Medicaid’s broken ‘doctor fix’

Medicaid’s broken ‘doctor fix’

When the Affordable Care Act, or ACA, was signed into law, three out of 10 physicians were not accepting new Medicaid patients. So to entice more physicians to participate in the Medicaid program, the federal government began temporarily paying higher reimbursements for some of primary care physicians’ routine services. But temporarily boosting a narrow subset...

When the Affordable Care Act, or ACA, was signed into law, three out of 10 physicians were not accepting new Medicaid patients. So to entice more physicians to participate in the Medicaid program, the federal government began temporarily paying higher reimbursements for some of primary care physicians’ routine services.

But temporarily boosting a narrow subset of physicians’ reimbursements in hopes of greater participation in the Medicaid program is nothing but a quick fix. It’s a gimmick that does nothing to address the underlying problems of accessing care in a broken system.

The payment boost applies only to a select group of primary care and family medicine physicians (and excludes OB-GYNs, for example), and is only available for 2013 and 2014. Furthermore, preliminary survey data from the nation’s largest 15 cities show that this approach has not improved overall access to primary care.

According to a recent physician survey, Medicaid acceptance rates for primary care physicians increased in only six of 15 cities between 2009 and 2013 – the first year of the temporary reimbursement increases.

Furthermore, access to care actually worsened. Among all physician specialties, fewer than 46 percent were accepting Medicaid patients in these 15 cities in 2013 compared to 55 percent in 2009.

Setting aside the fact that they do little to fix a broken system, these increases come with a serious risk of states having the rug pulled out from under them.

Unless the states are willing to foot the bill for their share of the $11 billion tab to keep the higher reimbursement levels or the federal government making the increased rate permanent, Medicaid reimbursements will automatically revert back to the pre-ACA levels on Dec. 31, 2014. If Illinois wants to boost the reimbursements for this particular group of physicians, the state could be facing more than $200 million annually in additional costs.

Medicaid patients in Illinois not only face longer wait times for care than the privately insured, but they also are unable to access specialists two-thirds of the time. The ACA expansions essentially embrace an approach that increases the program’s enrollment numbers without thoughtful and equal regard for ensuring timely access to that care.

That is why these “doctor fixes” fail to provide true access to those already in the program.

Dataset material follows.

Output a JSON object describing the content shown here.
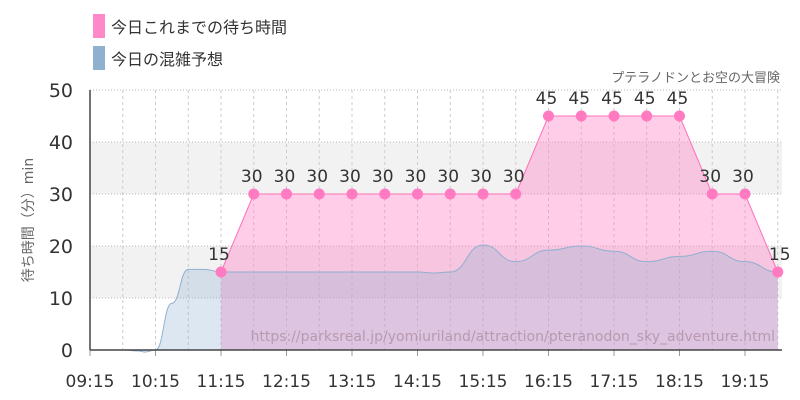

It is yet another example of why Medicaid’s command-and-control approach to health care routinely fails to deliver quality care to patients and is fiscally unsustainable.

The only consistent winners of this approach, up to now, have been the politicians who enthusiastically take political credit for passing out Medicaid cards, but do so without protecting taxpayers or providing patients true access to care or control over health care decisions.

A Medicaid card is not the same thing as accessible health care. And expanding its ranks without addressing that simple fact is harmful to patients and taxpayers alike.